Conductive polymers derived heteroatom doped carbon catalysts for oxygen reduction reaction

Abstract

Fuel cell is an electrochemical energy conversion system, that holds the promise for clean and sustainable energy source. During the operation, this device generates electricity direct from electrochemical reactions between electrodes and electrolyte. The limiting half-cell oxygen reduction reaction (ORR) that takes place at cathode is kinetically sluggish and needs catalysts to overcome the thermodynamic limitations by increasing the rate of catalytic ORR. So far, platinum Pt-based catalysts have been proven the best electrocatalyst, however, they suffer with high cost, poor stability, and limited reserves in the Earth’s crust, restricting their use for commercial purpose.
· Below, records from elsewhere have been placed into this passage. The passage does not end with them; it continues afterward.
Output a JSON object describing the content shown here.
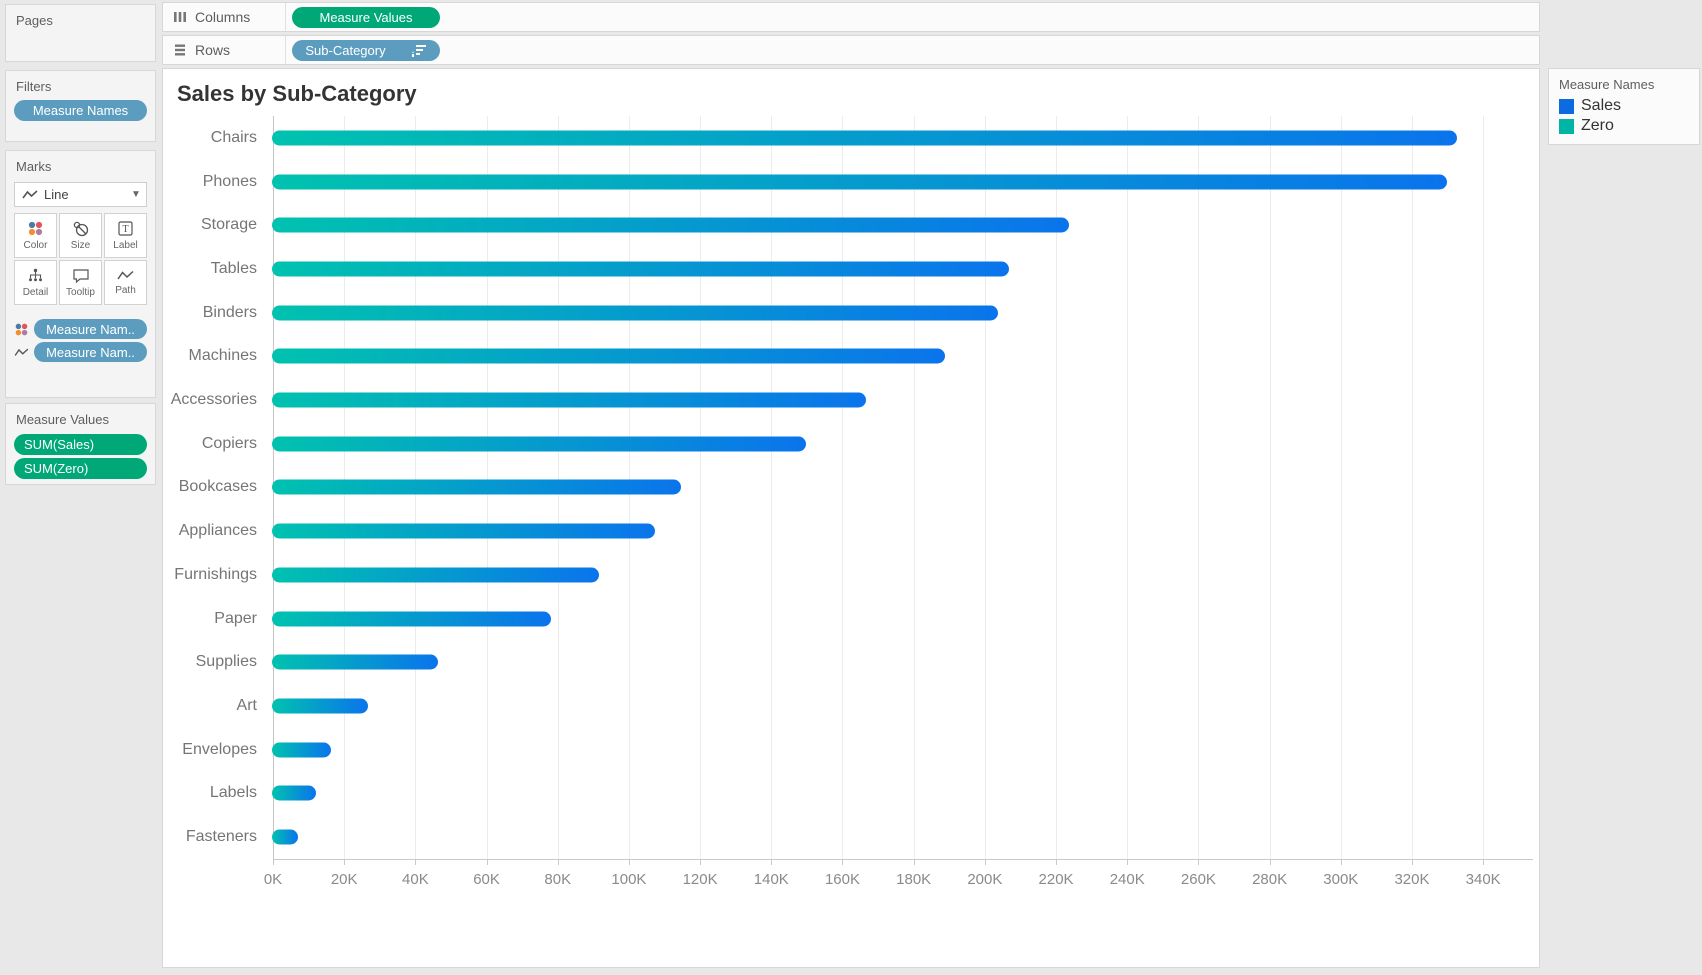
{
  "shelves": {
    "columns": {
      "label": "Columns",
      "pill": "Measure Values"
    },
    "rows": {
      "label": "Rows",
      "pill": "Sub-Category"
    }
  },
  "sidebar": {
    "pages": {
      "title": "Pages"
    },
    "filters": {
      "title": "Filters",
      "pills": [
        "Measure Names"
      ]
    },
    "marks": {
      "title": "Marks",
      "mark_type": "Line",
      "buttons": [
        {
          "label": "Color",
          "icon": "color-icon"
        },
        {
          "label": "Size",
          "icon": "size-icon"
        },
        {
          "label": "Label",
          "icon": "label-icon"
        },
        {
          "label": "Detail",
          "icon": "detail-icon"
        },
        {
          "label": "Tooltip",
          "icon": "tooltip-icon"
        },
        {
          "label": "Path",
          "icon": "path-icon"
        }
      ],
      "pills": [
        {
          "icon": "color-icon",
          "label": "Measure Nam.."
        },
        {
          "icon": "path-icon",
          "label": "Measure Nam.."
        }
      ]
    },
    "measure_values": {
      "title": "Measure Values",
      "pills": [
        "SUM(Sales)",
        "SUM(Zero)"
      ]
    }
  },
  "legend": {
    "title": "Measure Names",
    "items": [
      {
        "label": "Sales",
        "color": "#0b6be0"
      },
      {
        "label": "Zero",
        "color": "#00b5a4"
      }
    ]
  },
  "chart_data": {
    "type": "bar",
    "orientation": "horizontal",
    "title": "Sales by Sub-Category",
    "xlabel": "",
    "ylabel": "",
    "categories": [
      "Chairs",
      "Phones",
      "Storage",
      "Tables",
      "Binders",
      "Machines",
      "Accessories",
      "Copiers",
      "Bookcases",
      "Appliances",
      "Furnishings",
      "Paper",
      "Supplies",
      "Art",
      "Envelopes",
      "Labels",
      "Fasteners"
    ],
    "values": [
      333000,
      330000,
      224000,
      207000,
      204000,
      189000,
      167000,
      150000,
      115000,
      107500,
      92000,
      78500,
      46700,
      27100,
      16500,
      12500,
      3000
    ],
    "axis_max": 354000,
    "ticks": [
      0,
      20000,
      40000,
      60000,
      80000,
      100000,
      120000,
      140000,
      160000,
      180000,
      200000,
      220000,
      240000,
      260000,
      280000,
      300000,
      320000,
      340000
    ],
    "tick_labels": [
      "0K",
      "20K",
      "40K",
      "60K",
      "80K",
      "100K",
      "120K",
      "140K",
      "160K",
      "180K",
      "200K",
      "220K",
      "240K",
      "260K",
      "280K",
      "300K",
      "320K",
      "340K"
    ],
    "grid": "vertical",
    "legend_position": "top-right",
    "bar_gradient": [
      "#00c2af",
      "#0a74ec"
    ]
  }
}
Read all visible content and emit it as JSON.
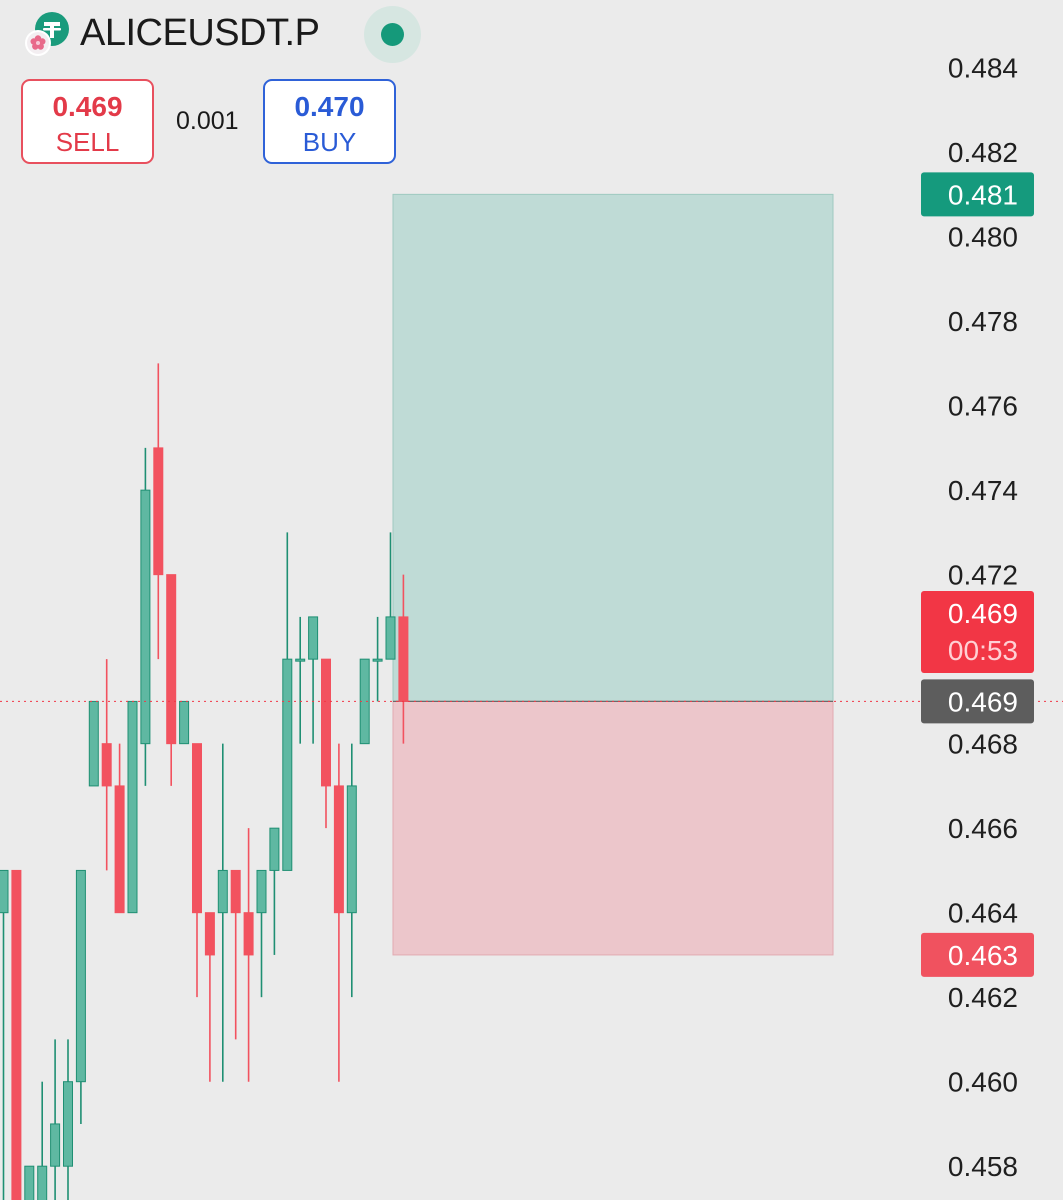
{
  "header": {
    "symbol": "ALICEUSDT.P",
    "icon": "tether-coin-icon",
    "badge_icon": "flower-icon",
    "status_icon": "market-open-dot-icon"
  },
  "trade": {
    "sell_price": "0.469",
    "sell_label": "SELL",
    "spread": "0.001",
    "buy_price": "0.470",
    "buy_label": "BUY"
  },
  "colors": {
    "up": "#5fb8a2",
    "up_stroke": "#1f8f73",
    "down": "#f2525f",
    "profit_zone": "#bfdbd6",
    "loss_zone": "#ecc6cb",
    "target_tag": "#159a7d",
    "last_tag": "#f23645",
    "entry_tag": "#5d5d5d",
    "stop_tag": "#f0525f"
  },
  "chart_data": {
    "type": "candlestick",
    "ylim": [
      0.4572,
      0.4856
    ],
    "y_ticks": [
      "0.484",
      "0.482",
      "0.480",
      "0.478",
      "0.476",
      "0.474",
      "0.472",
      "0.468",
      "0.466",
      "0.464",
      "0.462",
      "0.460",
      "0.458"
    ],
    "y_tick_values": [
      0.484,
      0.482,
      0.48,
      0.478,
      0.476,
      0.474,
      0.472,
      0.468,
      0.466,
      0.464,
      0.462,
      0.46,
      0.458
    ],
    "candles": [
      {
        "o": 0.464,
        "h": 0.465,
        "l": 0.457,
        "c": 0.465
      },
      {
        "o": 0.465,
        "h": 0.465,
        "l": 0.457,
        "c": 0.457
      },
      {
        "o": 0.457,
        "h": 0.458,
        "l": 0.457,
        "c": 0.458
      },
      {
        "o": 0.457,
        "h": 0.46,
        "l": 0.457,
        "c": 0.458
      },
      {
        "o": 0.458,
        "h": 0.461,
        "l": 0.457,
        "c": 0.459
      },
      {
        "o": 0.458,
        "h": 0.461,
        "l": 0.457,
        "c": 0.46
      },
      {
        "o": 0.46,
        "h": 0.465,
        "l": 0.459,
        "c": 0.465
      },
      {
        "o": 0.467,
        "h": 0.469,
        "l": 0.467,
        "c": 0.469
      },
      {
        "o": 0.468,
        "h": 0.47,
        "l": 0.465,
        "c": 0.467
      },
      {
        "o": 0.467,
        "h": 0.468,
        "l": 0.464,
        "c": 0.464
      },
      {
        "o": 0.464,
        "h": 0.469,
        "l": 0.464,
        "c": 0.469
      },
      {
        "o": 0.468,
        "h": 0.475,
        "l": 0.467,
        "c": 0.474
      },
      {
        "o": 0.475,
        "h": 0.477,
        "l": 0.47,
        "c": 0.472
      },
      {
        "o": 0.472,
        "h": 0.472,
        "l": 0.467,
        "c": 0.468
      },
      {
        "o": 0.468,
        "h": 0.469,
        "l": 0.468,
        "c": 0.469
      },
      {
        "o": 0.468,
        "h": 0.468,
        "l": 0.462,
        "c": 0.464
      },
      {
        "o": 0.464,
        "h": 0.464,
        "l": 0.46,
        "c": 0.463
      },
      {
        "o": 0.464,
        "h": 0.468,
        "l": 0.46,
        "c": 0.465
      },
      {
        "o": 0.465,
        "h": 0.465,
        "l": 0.461,
        "c": 0.464
      },
      {
        "o": 0.464,
        "h": 0.466,
        "l": 0.46,
        "c": 0.463
      },
      {
        "o": 0.464,
        "h": 0.465,
        "l": 0.462,
        "c": 0.465
      },
      {
        "o": 0.465,
        "h": 0.466,
        "l": 0.463,
        "c": 0.466
      },
      {
        "o": 0.465,
        "h": 0.473,
        "l": 0.465,
        "c": 0.47
      },
      {
        "o": 0.47,
        "h": 0.471,
        "l": 0.468,
        "c": 0.47
      },
      {
        "o": 0.47,
        "h": 0.471,
        "l": 0.468,
        "c": 0.471
      },
      {
        "o": 0.47,
        "h": 0.47,
        "l": 0.466,
        "c": 0.467
      },
      {
        "o": 0.467,
        "h": 0.468,
        "l": 0.46,
        "c": 0.464
      },
      {
        "o": 0.464,
        "h": 0.468,
        "l": 0.462,
        "c": 0.467
      },
      {
        "o": 0.468,
        "h": 0.47,
        "l": 0.468,
        "c": 0.47
      },
      {
        "o": 0.47,
        "h": 0.471,
        "l": 0.469,
        "c": 0.47
      },
      {
        "o": 0.47,
        "h": 0.473,
        "l": 0.47,
        "c": 0.471
      },
      {
        "o": 0.471,
        "h": 0.472,
        "l": 0.468,
        "c": 0.469
      }
    ],
    "position": {
      "entry": 0.469,
      "target": 0.481,
      "stop": 0.463
    },
    "price_tags": {
      "target": "0.481",
      "last_price": "0.469",
      "countdown": "00:53",
      "entry": "0.469",
      "stop": "0.463"
    }
  }
}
In this context, the search for metal-free carbon nanomaterials have emerged as an alternative to the counterpart Pt-based catalysts, especially owing to excellent electrical conductivity, large surface area, good stability, and low cost. This dissertation compiles the research work on heteroatom doped (single and co-doped) carbon catalysts for ORR electrocatalysis in alkaline medium. For the preparation of doped carbon nanomaterials, the conductive polymers, for example polyaniline (PANI), poly (3,4-ethylenedioxythiophene) (PEDOT), and polythiophene (PTH) were chosen as the precursors and sequentially polymerized by oxidative polymerization method onto silicon dioxide (SiO2) and silicon nitride (Si3N4) nanospheres followed by carbonization process. The selection of conductive polymers to obtain doped carbon nanomaterials was based on the following reasons: low-cost monomers; presence of heteroatom in the monomer unit, and intrinsic conductivity. By selecting an appropriate synthetic route for the preparation of conductive polymers coated on the templates (SiO2 and Si3N4), we produced high surface area, abundant mesoporous, and intrinsically doped carbon nanomaterials with ORR activity in alkaline medium.